26 Nisan 2024, Cuma Gazete Oksijen
22.07.2022 04:30

Türkiye, 1923, 2023 ve dünya

1923’te Osmanlı İmparatorluğu’nun tarihe gömülüp yerine Türkiye Cumhuriyeti’nin kuruluşu küresel bir olaydı. Cumhuriyet ve devrim süreci birçok ülke için bağımsızlık savaşı kadar, ulusların kendi iradeleriyle kendilerini değiştirebilme gücü, yeteneği ve cesaretinin testi olarak görülüyordu

Türkiye Cumhuriyeti’nin kuruluşu küresel bir olaydı. Millî Mücadele ve arkasından ilan edilen Cumhuriyet, Avrupa’dan Hindistan ve Orta Asya’ya, Güney Afrika’dan Japonya’ya takip ediliyordu. Mustafa Kemal bazı konuşmalarında Millî Mücadele’yi “Şark’ın” ve “mazlum milletlerin” bağımsızlık savaşlarının öncüsü olarak tanımlar. Evet, Mustafa Kemal Kurtuluş Savaşı’nı küresel bir bağlama oturtuyordu şüphesiz. Bu onun farklı konuşmaları ve yazılarından anlaşılabilir. Aslında dönemin birçok gözlemcisi Anadolu direnişini 1870’lerdeki Afrika’nın paylaşımı ile başka bir safhaya geçmiş emperyalist fırtınaya karşı öncü bir ulusal hareket olarak değerlendirmiştir.

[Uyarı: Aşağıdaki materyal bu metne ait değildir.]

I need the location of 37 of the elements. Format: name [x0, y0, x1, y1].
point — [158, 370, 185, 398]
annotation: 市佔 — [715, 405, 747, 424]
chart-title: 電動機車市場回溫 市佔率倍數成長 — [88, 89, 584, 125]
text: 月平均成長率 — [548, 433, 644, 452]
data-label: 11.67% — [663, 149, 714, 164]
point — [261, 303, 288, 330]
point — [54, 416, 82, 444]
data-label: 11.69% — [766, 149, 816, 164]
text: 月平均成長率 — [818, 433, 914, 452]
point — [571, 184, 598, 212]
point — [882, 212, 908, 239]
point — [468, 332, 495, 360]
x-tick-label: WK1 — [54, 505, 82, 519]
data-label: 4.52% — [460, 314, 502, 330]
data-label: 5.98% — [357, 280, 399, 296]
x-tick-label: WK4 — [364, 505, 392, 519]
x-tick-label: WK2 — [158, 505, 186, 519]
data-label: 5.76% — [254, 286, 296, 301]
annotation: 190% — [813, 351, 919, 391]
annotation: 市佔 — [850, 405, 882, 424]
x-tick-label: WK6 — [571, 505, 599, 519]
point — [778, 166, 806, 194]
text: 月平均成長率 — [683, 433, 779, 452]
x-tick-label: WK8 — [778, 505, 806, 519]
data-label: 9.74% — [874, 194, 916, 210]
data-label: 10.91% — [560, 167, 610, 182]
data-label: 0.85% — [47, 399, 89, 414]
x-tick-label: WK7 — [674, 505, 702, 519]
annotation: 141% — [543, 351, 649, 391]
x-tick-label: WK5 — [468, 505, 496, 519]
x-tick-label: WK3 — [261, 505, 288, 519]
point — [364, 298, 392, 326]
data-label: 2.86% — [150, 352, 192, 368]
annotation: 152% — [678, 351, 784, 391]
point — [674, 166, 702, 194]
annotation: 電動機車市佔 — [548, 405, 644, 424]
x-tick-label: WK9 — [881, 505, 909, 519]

ABD’de Başkan Woodrow Wilson’un öne sürdüğü ulusların kendi kaderini tayin hakkı prensibi, 1917 Sovyet Devrimi ile milli kurtuluş mücadelelerinin meşruiyetinin altını çizen sosyalist çerçeve ile birleşecek, 1920’lerden itibaren imparatorluklar döneminin sona ereceği fikri güçlenecektir. İşte Anadolu’da alevlenen isyan sömürge imparatorlukları devrinin gerçekten sonunun gelip gelmediğinin de bir anlamda testiydi.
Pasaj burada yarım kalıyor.